Secretary of State Katie Hobbs sent a cease-and-desist letter to Mesa resident Lori Osiecki, one of the 11 fake electors, demanding that her group no longer use Arizona’s state seal. The state requires people to get the secretary of state’s permission to “use, display or otherwise employ any facsimile, copy, likeness, imitation or other resemblance” to the state seal, which Hobbs said the group didn’t do.
Hobbs also referred the matter to the Attorney General’s Office for investigation. Using the state seal without authorization is a class 3 misdemeanor, which carries a maximum penalty of 30 days in jail and a $500 fine.
Osiecki and 10 others, who identified themselves as “The Sovereign Citizens of the Great State of Arizona,” sent signed, notarized certificates to the National Archives purporting to be electoral votes for Trump, despite the fact that former Vice President Joe Biden won Arizona by about 10,500 votes. They also sent a copy of their faux electoral votes to the Secretary of State’s Office.

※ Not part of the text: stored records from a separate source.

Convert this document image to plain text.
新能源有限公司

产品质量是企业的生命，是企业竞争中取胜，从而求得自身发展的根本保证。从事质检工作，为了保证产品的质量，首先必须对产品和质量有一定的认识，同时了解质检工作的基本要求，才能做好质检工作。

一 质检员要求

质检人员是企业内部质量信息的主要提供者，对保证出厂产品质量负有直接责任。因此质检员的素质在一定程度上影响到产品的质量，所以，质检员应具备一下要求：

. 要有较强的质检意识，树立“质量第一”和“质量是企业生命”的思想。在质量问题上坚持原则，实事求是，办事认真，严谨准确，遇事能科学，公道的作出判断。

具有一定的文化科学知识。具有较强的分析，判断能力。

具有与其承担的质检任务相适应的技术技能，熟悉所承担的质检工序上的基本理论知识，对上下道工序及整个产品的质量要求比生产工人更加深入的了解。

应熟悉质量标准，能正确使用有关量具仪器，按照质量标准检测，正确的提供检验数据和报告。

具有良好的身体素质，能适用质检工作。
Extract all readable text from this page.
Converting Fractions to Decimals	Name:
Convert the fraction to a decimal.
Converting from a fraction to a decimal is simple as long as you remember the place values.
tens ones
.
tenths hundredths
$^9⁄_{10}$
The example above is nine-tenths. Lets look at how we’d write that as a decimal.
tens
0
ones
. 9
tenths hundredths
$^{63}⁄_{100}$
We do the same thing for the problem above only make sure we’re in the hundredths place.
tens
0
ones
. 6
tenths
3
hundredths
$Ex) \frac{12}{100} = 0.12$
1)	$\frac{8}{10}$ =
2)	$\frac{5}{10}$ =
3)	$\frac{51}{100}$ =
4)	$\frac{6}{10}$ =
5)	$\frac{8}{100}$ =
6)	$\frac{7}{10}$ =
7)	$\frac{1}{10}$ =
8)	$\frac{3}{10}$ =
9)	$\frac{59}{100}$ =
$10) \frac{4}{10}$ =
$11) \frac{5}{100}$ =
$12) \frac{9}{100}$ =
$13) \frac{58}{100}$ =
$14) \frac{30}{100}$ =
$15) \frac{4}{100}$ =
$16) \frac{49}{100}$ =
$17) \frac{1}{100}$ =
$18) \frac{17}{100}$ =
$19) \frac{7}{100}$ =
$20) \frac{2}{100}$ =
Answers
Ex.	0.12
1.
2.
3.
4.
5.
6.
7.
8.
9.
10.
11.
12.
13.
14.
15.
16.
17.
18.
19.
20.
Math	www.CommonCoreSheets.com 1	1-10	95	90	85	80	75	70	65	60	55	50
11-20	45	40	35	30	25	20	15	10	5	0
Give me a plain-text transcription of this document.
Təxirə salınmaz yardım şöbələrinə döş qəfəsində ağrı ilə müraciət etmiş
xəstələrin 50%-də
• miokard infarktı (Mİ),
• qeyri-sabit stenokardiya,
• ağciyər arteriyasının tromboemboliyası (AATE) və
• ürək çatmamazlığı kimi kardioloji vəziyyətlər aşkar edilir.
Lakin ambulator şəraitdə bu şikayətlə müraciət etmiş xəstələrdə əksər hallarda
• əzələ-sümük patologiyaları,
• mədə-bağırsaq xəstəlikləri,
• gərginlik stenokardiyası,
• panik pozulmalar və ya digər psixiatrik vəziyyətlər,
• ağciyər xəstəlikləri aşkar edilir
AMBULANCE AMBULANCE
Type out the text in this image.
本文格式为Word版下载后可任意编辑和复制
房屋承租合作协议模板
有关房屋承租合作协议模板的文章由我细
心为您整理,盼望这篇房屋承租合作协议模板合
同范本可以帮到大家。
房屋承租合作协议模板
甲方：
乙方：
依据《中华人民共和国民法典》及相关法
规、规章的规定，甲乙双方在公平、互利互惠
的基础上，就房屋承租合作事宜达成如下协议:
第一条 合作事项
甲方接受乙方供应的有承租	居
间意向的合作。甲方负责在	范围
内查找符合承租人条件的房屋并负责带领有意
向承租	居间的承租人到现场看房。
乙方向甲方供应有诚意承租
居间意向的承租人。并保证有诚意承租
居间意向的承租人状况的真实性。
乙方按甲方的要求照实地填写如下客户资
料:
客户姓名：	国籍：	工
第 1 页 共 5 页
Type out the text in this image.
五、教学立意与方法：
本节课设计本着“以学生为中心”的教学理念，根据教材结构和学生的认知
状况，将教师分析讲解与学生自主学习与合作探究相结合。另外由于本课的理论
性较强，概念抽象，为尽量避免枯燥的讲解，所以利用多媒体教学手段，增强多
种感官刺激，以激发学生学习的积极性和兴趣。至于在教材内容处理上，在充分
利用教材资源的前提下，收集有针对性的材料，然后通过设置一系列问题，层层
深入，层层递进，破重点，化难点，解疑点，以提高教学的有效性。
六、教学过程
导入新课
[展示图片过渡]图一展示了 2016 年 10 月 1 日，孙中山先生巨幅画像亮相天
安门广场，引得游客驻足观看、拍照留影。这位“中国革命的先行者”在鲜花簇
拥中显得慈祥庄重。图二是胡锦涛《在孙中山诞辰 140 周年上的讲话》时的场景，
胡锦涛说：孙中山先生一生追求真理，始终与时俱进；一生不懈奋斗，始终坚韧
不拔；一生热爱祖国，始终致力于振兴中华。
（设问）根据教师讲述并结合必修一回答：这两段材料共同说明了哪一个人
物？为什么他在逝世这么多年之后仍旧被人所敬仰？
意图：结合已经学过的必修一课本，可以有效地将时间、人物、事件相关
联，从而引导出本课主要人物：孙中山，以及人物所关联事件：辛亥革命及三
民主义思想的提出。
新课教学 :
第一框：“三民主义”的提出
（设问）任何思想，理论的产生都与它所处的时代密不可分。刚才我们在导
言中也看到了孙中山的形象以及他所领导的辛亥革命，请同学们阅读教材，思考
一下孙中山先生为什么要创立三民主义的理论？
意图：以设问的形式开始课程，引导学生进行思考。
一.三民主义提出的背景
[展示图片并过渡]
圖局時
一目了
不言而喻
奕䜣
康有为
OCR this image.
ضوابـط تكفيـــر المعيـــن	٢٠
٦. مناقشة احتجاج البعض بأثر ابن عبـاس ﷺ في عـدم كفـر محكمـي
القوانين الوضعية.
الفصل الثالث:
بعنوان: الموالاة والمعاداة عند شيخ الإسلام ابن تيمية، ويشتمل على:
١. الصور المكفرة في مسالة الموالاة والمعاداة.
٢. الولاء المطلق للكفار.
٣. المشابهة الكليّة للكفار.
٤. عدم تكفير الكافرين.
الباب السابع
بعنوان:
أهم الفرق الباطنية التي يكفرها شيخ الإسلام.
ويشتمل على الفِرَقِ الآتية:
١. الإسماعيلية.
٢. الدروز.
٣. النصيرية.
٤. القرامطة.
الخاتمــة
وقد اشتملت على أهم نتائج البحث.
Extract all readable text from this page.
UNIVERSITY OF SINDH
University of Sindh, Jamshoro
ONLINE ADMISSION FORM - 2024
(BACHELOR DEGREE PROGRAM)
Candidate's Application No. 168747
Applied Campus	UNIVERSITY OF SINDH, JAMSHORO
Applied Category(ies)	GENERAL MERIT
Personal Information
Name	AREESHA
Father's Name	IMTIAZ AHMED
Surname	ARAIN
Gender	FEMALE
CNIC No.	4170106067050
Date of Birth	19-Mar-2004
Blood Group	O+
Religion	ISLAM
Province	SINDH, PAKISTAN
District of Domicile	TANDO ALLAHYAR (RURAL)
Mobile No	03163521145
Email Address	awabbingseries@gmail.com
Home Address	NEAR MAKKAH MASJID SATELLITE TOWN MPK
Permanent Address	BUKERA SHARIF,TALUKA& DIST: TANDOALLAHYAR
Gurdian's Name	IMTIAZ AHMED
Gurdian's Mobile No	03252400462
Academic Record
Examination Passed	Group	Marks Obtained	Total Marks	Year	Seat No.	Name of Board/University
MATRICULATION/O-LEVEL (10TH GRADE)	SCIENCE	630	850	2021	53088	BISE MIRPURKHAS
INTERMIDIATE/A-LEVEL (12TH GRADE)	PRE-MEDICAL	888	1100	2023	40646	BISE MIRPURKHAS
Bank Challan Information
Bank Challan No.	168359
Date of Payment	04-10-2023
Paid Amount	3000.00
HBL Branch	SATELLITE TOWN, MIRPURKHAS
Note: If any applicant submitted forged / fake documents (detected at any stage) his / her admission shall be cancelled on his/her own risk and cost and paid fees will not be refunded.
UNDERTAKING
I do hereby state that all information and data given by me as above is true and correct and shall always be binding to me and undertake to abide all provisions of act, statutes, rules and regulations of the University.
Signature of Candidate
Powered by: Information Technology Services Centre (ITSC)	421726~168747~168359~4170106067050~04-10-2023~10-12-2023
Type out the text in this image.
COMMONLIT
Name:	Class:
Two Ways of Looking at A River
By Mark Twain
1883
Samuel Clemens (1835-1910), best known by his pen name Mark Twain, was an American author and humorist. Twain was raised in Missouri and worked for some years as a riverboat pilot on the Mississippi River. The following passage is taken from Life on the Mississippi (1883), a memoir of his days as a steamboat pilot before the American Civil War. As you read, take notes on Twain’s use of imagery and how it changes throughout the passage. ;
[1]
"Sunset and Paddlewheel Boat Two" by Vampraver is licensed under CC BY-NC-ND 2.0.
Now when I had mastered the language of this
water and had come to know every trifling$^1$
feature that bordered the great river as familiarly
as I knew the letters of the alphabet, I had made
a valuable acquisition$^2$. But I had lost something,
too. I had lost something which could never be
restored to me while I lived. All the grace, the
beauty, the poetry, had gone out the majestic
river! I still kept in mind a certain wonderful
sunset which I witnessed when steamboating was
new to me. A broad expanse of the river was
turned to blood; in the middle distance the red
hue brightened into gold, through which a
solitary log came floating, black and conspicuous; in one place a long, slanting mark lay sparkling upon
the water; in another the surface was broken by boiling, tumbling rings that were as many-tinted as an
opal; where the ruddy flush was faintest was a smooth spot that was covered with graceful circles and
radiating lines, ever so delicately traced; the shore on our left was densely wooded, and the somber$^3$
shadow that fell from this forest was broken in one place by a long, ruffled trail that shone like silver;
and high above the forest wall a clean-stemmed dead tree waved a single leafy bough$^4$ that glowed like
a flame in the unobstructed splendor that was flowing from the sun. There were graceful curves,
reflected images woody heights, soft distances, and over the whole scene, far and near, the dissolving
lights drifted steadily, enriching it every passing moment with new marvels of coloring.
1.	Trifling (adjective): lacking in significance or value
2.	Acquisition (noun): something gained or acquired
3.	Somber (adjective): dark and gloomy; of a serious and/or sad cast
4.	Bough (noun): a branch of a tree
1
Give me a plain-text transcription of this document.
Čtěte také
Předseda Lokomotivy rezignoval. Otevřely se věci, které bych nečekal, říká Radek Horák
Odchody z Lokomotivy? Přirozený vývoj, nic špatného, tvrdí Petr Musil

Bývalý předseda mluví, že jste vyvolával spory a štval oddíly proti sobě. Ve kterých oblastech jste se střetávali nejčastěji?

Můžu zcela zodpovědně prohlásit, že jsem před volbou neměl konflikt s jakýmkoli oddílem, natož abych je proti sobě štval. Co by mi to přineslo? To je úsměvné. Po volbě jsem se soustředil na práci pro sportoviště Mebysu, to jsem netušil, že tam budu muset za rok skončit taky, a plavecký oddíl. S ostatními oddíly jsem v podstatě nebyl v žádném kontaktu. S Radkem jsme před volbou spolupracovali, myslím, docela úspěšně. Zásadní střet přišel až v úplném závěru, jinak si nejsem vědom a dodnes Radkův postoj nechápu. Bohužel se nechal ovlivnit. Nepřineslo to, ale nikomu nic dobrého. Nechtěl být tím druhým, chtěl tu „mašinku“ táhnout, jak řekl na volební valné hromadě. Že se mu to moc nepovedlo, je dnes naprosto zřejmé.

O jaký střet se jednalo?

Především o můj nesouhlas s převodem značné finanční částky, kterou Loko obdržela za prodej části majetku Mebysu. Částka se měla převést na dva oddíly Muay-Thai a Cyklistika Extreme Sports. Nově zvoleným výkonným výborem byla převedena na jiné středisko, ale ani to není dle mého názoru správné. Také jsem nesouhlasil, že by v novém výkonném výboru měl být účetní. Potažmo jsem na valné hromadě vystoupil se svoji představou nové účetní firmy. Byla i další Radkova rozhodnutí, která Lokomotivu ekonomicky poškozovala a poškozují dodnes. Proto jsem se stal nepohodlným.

The state seal was on the cover sheet of the documents, as well as at the top of each subsequent page.
“By affixing the state seal to documents containing false and misleading information about the results of Arizona’s November 3, 2020 General Election, you undermine the confidence in our democratic institutions,” Hobbs wrote in her letter, dated Dec. 22.
Osiecki could not be reached for comment.
The group cast its fake electoral votes as Trump supporters across the country rejected the results of the presidential election. Many Trump supporters, as well as the president himself, have falsely claimed the election was swayed by fraud and have spread baseless conspiracy theories and unsubstantiated claims, particularly about Biden’s win in Arizona and five other swing states.
Osiecki and her cohorts were not the official Republican electors who were pledged to vote for Trump if the president had won Arizona in the 2020 general election.
Arizona’s official Republican electors, which includes several prominent GOP officials, submitted fake electoral votes of their own on Dec. 14, the date when electors across the nation cast their votes. The Arizona Republican Party said the votes would be sent to Congress, where it hopes they will be counted as Arizona’s official electoral votes on Jan. 6, when Congress will count and certify the votes of the Electoral College.
Some Republicans believe that Congress can reject Biden electors and instead certify Trump as the winner of the election. The notion is widely rejected because both the Democratic-controlled House of Representatives and the Republican-controlled Senate would have to vote to reject a slate of electors.
Were the votes of Arizona’s Republican electors to somehow be counted, they would be deemed invalid under state law. Arizona is one of 33 states prohibiting “faithless electors,” a term for electors who cast their votes for a candidate other than their state’s winner. If an Arizona elector casts a vote for someone besides the winner, his or her position would be immediately deemed vacant, and the chair of the political party representing the winner would choose a replacement.